Разговор, однако, пошел именно о девочках и постепенно съехал на две женитьбы, которые последнюю неделю будоражили весь свет. В обоих случаях женихи были значительно старше невест – в одном случае на двадцать три года, в другом на двадцать шесть. Всего-то делов, господи помилуй! Но в обоих случаях весь свет считал, что пожилые самцы возжелали молоденьких самочек – но это, увы, естественно, хотя и не всегда похвально. А вот свежие и упругие самочки, по мнению света, за деньги отдались на поругание дряблым морщинистым самцам – и это ужасно, и аморально, и вообще куда катимся. Хотя, к слову сказать, самому старому из этих дряхлых самцов было всего-то под пятьдесят – то есть меньше, чем любому из нас.
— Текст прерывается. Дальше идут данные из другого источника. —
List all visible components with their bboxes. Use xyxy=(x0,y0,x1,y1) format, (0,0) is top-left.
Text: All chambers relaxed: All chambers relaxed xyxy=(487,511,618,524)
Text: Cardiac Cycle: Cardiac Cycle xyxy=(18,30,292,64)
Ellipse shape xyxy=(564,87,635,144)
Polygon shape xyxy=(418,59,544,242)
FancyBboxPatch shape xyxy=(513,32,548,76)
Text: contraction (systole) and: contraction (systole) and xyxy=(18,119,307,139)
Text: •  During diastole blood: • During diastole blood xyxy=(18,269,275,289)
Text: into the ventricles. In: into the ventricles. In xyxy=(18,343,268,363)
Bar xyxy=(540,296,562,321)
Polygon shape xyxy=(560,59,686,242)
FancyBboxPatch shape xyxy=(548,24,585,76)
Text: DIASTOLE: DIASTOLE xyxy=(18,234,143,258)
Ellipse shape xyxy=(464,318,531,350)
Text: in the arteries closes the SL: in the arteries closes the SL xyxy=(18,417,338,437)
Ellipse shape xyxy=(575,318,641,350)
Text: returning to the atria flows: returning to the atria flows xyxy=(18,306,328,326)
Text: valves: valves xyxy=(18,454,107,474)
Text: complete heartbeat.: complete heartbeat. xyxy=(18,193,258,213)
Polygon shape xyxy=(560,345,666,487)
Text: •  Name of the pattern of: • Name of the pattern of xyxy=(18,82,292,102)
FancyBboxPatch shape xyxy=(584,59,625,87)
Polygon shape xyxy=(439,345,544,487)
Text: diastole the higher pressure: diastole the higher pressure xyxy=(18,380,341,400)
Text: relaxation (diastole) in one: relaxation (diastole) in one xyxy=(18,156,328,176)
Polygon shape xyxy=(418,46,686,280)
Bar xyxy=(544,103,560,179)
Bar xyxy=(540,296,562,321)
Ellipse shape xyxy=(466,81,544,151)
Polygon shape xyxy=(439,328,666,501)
– Печально, – сказал финансист. – Печально, что люди не верят в любовь. В простую, обыкновенную и тем самым невероятно прекрасную любовь. В любовь просто так, ни за что. Не за красоту, не за обаяние таланта или власти и уж тем более не за деньги. Однако такая любовь существует, простодушная, искренняя, бережная, чистая. Да-с, чистая!.. Вам, господа, наверное, странно слышать такое из моих уст – хотя я отнюдь не живоглот какой-нибудь, а обыкновенный предприниматель, которому всего лишь повезло, в том числе и молитвами нашего высокоуважаемого Георгия Ивановича… – Он налил водки, приподнял рюмку и поклонился своему новому другу: – За ваше здоровье, мой драгоценный!
Мы чокнулись, выпили, закусили оставшимися на столе салатами – финансист не велел официанту их убирать, хотя тот и порывался.
– Красиво сказано, – вздохнул Георгий Иванович.
– Главное не красота слов, а заключенная в них правда, – возразил финансист и, поглядев на меня, усмехнулся: – Ждешь доказательств? Хочешь спросить, где это встречается такая чистая и наивная любовь?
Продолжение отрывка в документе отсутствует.